Sénégal : la démocratie mérite mieux

Les leaders de l’opposition sénégalaise réunis au sein de la coalition Yewwi Askan Wi sont très remontés contre la décision du Conseil constitutionnel. Et pour cause, l’institution a invalidé la liste nationale des titulaires de cette coalition pour les législatives du 31 juillet prochain. La raison avancée, une erreur dans la confection de la liste pour les élections législatives. Mais l’opposition voit en cette décision du Conseil constitutionnel une manœuvre politique pour l’écarter purement et simplement de la compétition électorale. C’est pourquoi le farouche opposant au Président Macky Sall, Ousmane Sonko, par ailleurs maire de Ziguinchor et d’autres figures de l’opposition sont descendus dans les rues de Dakar, hier mercredi 8 juin 2022 avec leurs militants pour dénoncer ce qu’ils appellent une « forfaiture ».

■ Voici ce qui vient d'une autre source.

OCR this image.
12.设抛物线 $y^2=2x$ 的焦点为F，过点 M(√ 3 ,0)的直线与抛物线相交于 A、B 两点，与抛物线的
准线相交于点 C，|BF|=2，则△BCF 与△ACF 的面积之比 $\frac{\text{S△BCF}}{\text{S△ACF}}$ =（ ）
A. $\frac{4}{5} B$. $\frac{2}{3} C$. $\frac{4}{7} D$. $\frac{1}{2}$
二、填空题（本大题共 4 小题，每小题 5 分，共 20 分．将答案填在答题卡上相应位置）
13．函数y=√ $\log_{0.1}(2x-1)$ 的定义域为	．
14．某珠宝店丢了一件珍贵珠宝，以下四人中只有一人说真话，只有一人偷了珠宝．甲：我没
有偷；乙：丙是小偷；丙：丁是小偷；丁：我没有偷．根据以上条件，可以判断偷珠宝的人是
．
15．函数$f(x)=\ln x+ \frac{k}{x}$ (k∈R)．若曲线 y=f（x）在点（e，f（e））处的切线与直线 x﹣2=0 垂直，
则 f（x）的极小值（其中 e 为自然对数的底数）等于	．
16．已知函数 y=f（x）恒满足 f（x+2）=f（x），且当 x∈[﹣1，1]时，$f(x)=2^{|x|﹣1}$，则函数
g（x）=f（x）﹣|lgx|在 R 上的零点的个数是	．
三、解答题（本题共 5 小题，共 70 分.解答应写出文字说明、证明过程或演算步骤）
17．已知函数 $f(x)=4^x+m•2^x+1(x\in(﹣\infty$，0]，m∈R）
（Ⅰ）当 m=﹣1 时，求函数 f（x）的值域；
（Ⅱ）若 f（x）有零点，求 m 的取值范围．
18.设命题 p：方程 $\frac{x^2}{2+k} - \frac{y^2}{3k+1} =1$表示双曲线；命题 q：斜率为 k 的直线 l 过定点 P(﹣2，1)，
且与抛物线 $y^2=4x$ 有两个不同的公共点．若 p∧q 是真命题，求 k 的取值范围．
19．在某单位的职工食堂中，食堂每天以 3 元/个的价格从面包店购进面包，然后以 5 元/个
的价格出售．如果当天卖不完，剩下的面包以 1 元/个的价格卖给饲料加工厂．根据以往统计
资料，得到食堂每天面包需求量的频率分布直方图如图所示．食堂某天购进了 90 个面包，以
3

Par la voix de Sonko, la coalition Yewwi Askan Wi accuse le Conseil constitutionnel de « haute trahison » afin de préparer une éventuelle troisième candidature de Macky Sall en 2024. Si l’invalidation de la liste de Yewwi Askan Wi reste telle, il est clair que des figures majeures de l’échiquier politique sénégalais seront absentes du prochain parlement. L’on s’attendrait à voir une assemblée nationale qui serait acquise à la cause de la coalition majorité Benno Bokk Yakaar. Ce qui convainc l’opposition d’une initiative préméditée du pouvoir pour l’écarter des futurs débats démocratiques. La mise à l’écart des figures de l’opposition de la course pour les législatives a quelque chose d’irritant et de surprenant pour la démocratie sénégalaise, pourtant citée en exemple sur le continent africain. Même si l’on reconnait une certaine indépendance au Conseil constitutionnel dans ses prises de décisions, celle inhérente à l’invalidation de la liste de la coalition Yewwi Askan Wi suscite une once de soupçon tout de même. Ousmane Sonko et les autres ont de bonnes raisons de croire que l’institution roule pour la majorité.

Que vaudront ces législatives si véritablement les candidats de Yewwi Askan Wi sont écartés de la compétition ? Le Sénégal est-il en train de saborder son processus démocratique pour assouvir les ambitions personnelles d’un président qui voudrait s’éterniser au pouvoir ? Au fond, que cache ce branle-bas inquiétant à la veille des législatives ? Le pays de la Téranga aurait pu au moins nous épargner d’un tel spectacle au regard de son exemplarité en matière de démocratie. Si rien n’est fait pour trouver un compromis dans un bref délai, il est évident que ces élections législatives vont écorner sérieusement l’image de la démocratie sénégalaise. A tout le moins une crise post-électorale pourrait survenir. Autant prévenir le mal que le laisser s’installer pour venir après jouer les pompiers. La démocratie sénégalaise mérite mieux que ce qui est en train de se tramer en cette veille électorale.

L’invalidation de la liste de la coalition de l’opposition n’est rien d’autre qu’une exclusion orchestrée de toutes pièces des challengers sérieux et encombrants pour la majorité. Avec quelle plus-value pour la démocratie sénégalaise ? Absolument rien si ce n’est un recul patent. La démocratie doit sa vitalité en ce qu’elle favorise le commerce du débat contradictoire. Elle ne saurait être le règne de l’unanimisme ou de la pensée unique. Ses règles ne sauraient non plus être arrimées à des considérations partisanes au détriment de l’intérêt général. L’on ose espérer que le Président Macky Sall, qui est d’ailleurs le président en exercice de l’Union africaine, saura jouer le bon arbitre pour éviter une crise post-électorale à son pays. Comme il vient de montrer récemment son attachement à la paix en allant jouer le médiateur à Sotchi auprès de Vladimir Poutine qui a envahi l’Ukraine, il saura certainement siffler la fin de la cacophonie en cette veille électorale dans son pays. Pour l’honneur de la démocratie sénégalaise, le jeu en vaut la chandelle.